Tart and creamy and delicious- these Lemon Bars are the perfect dessert when you want a little something sweet-but not too much!
FYI: Notice that the first five ingredients are for the crust. The remaining ingredients are for the filling. Save time by preparing the filling as the crust is baking.
By February 27, 2015Published:
- 24 squares
- 1 hr 15 mins
- 1 3/4 cups flour
- 1/4 cup cornstarch
- 3/4 teaspoon salt
- 2/3 cup Confectioner's Sugar
- 12 tablespoons unsalted non-dairy margarine
- 4 large eggs
- 3 tablespoons flour
- 1 1/3 cups sugar
- 4 large lemons
- 1/3 cup water/soymilk/coconut milk
- pinch salt
- 13x9x2 glass baking dish lined with baking parchement large enough to hang over the sides
- electric food processor steel knife inserted
- medium mixing bowl
- cooling rack
- Crust: Preheat oven to 350° F. Pour flour, cornstarch, salt and confectioners sugar into bowl of processor. Pulse three or four seconds. Cut margarine into pieces and add to processor. Pulse ten to twelve seconds or until mixture resembles coarse cornmeal. Scrape mixture into lined baking dish and press down firmly with your fingers to form an even layer of dough that rises about one-half inch around the sides of the pan. Refrigerate 30 minutes and then bake crust about 20 minutes or until it begins to look golden brown. Remove from oven. Reduce oven temp to 325° F.
- Filling: Grate two lemons into a mixing bowl. Juice these two lemons. Strain. Juice remaining lemons until you have 2/3 cup strained juice. Set juice aside. Add eggs, sugar, and flour to lemon zest in mixing bowl. Whisk until all the ingredients are smooth. Add lemon juice, salt and water/soymilk/coconut milk and mix thoroughly. (I use the coconut milk)

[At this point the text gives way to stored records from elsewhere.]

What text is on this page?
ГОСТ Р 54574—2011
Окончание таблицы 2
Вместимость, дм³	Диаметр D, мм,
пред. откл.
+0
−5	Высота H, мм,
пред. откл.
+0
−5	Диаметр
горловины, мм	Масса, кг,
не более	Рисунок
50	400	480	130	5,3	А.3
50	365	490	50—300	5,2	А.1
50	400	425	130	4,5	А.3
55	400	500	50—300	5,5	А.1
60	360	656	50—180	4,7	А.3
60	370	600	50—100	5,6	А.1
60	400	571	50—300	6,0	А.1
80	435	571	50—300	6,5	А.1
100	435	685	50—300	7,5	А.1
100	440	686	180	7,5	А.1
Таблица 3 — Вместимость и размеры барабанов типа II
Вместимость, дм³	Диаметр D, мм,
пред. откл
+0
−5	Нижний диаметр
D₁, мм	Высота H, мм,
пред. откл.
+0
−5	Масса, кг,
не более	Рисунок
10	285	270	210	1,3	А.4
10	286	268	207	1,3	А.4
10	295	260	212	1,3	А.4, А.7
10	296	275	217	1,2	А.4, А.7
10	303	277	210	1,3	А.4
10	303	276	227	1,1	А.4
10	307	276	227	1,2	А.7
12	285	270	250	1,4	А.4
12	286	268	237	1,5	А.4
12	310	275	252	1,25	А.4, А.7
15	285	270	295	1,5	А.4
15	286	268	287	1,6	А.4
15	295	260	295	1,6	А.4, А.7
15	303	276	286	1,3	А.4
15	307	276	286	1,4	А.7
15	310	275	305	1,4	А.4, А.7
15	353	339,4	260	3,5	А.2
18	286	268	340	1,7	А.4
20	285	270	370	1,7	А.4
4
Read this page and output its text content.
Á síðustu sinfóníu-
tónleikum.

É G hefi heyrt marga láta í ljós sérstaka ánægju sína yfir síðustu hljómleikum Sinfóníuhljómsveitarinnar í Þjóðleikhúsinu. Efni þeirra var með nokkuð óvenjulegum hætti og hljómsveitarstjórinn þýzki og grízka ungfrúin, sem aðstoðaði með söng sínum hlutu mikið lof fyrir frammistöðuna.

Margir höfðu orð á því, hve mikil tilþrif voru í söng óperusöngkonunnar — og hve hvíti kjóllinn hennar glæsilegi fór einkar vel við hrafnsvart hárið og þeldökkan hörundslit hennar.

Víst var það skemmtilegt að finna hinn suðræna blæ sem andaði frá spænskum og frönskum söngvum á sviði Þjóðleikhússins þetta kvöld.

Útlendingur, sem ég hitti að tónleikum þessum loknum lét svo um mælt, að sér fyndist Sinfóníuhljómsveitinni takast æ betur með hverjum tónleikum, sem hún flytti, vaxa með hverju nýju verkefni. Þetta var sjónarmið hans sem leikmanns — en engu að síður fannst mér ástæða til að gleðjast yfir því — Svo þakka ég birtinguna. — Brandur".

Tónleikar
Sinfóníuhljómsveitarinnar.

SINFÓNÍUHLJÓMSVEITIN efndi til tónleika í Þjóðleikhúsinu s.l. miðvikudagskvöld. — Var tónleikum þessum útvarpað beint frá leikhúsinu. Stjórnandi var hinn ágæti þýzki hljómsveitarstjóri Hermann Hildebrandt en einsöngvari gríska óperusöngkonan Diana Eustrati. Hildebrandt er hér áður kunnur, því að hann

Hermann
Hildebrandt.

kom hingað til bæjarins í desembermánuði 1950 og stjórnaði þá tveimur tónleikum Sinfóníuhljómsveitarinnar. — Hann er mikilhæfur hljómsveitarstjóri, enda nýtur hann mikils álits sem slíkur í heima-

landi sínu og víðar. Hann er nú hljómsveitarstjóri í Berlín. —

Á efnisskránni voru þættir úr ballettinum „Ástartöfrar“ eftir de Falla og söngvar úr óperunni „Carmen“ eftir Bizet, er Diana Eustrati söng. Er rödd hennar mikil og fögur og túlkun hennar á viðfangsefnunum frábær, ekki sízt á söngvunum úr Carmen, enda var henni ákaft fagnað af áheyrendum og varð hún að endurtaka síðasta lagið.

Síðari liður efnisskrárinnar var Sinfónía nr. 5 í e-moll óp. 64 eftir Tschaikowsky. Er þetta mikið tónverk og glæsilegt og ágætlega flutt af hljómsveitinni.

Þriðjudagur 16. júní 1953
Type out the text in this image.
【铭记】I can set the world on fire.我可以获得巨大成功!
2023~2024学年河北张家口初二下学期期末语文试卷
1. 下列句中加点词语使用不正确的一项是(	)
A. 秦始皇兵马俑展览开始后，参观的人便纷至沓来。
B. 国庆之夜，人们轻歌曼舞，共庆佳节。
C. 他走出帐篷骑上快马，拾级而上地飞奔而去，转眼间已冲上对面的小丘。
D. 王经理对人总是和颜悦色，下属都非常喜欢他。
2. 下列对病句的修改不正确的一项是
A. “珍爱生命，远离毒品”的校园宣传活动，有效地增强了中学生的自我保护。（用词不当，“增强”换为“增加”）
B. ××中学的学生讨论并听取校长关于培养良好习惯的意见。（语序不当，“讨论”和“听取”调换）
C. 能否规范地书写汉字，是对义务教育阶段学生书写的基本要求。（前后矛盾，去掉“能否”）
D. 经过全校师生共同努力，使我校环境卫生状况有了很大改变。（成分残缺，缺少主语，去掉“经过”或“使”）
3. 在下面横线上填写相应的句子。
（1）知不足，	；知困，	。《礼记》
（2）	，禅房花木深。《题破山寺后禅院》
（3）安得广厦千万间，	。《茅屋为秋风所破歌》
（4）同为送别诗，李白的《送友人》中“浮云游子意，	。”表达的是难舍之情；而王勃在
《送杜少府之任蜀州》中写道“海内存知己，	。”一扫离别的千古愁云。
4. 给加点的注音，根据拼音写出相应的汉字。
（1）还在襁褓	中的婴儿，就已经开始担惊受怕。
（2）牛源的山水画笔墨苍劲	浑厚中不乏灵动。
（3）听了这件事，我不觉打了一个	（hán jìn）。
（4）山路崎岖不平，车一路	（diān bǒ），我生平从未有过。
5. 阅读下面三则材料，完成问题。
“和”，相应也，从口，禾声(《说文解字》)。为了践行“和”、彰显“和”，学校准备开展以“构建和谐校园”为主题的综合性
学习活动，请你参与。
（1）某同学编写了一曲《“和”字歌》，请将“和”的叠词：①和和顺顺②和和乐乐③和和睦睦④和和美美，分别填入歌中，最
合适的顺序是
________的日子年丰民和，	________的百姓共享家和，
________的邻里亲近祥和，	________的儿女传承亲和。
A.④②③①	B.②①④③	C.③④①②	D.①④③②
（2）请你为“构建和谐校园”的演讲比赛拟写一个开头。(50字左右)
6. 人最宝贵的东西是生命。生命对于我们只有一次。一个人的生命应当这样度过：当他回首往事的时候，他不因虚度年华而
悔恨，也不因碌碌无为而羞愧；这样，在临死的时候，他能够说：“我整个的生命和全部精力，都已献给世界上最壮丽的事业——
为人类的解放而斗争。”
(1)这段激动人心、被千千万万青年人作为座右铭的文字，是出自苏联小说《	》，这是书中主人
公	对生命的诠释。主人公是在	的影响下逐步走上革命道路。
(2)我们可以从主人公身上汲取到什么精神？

- Pour filling on to warm crust. Bake about 20 minutes or until filling feels set when touched lightly with your finger tip. Don't worry- you won't burn yourself! Don't over cook the filling or it will taste gummy. Cool Lemon Bars on rack for 30-45 minutes.
- Grip the sides of the parchment and lift Lemon Bars onto a cutting board. Gently, fold the parchment down from all four sides of the crust. Cut into one inch squares with a clean, sharp, smooth knife-not serrated. You may have to clean the knife between cuts to keep your squares looking crisp. Cover Lemon Bars with plastic wrap and refrigerate until needed. Serve for dessert with a platter of fruit and sorbet.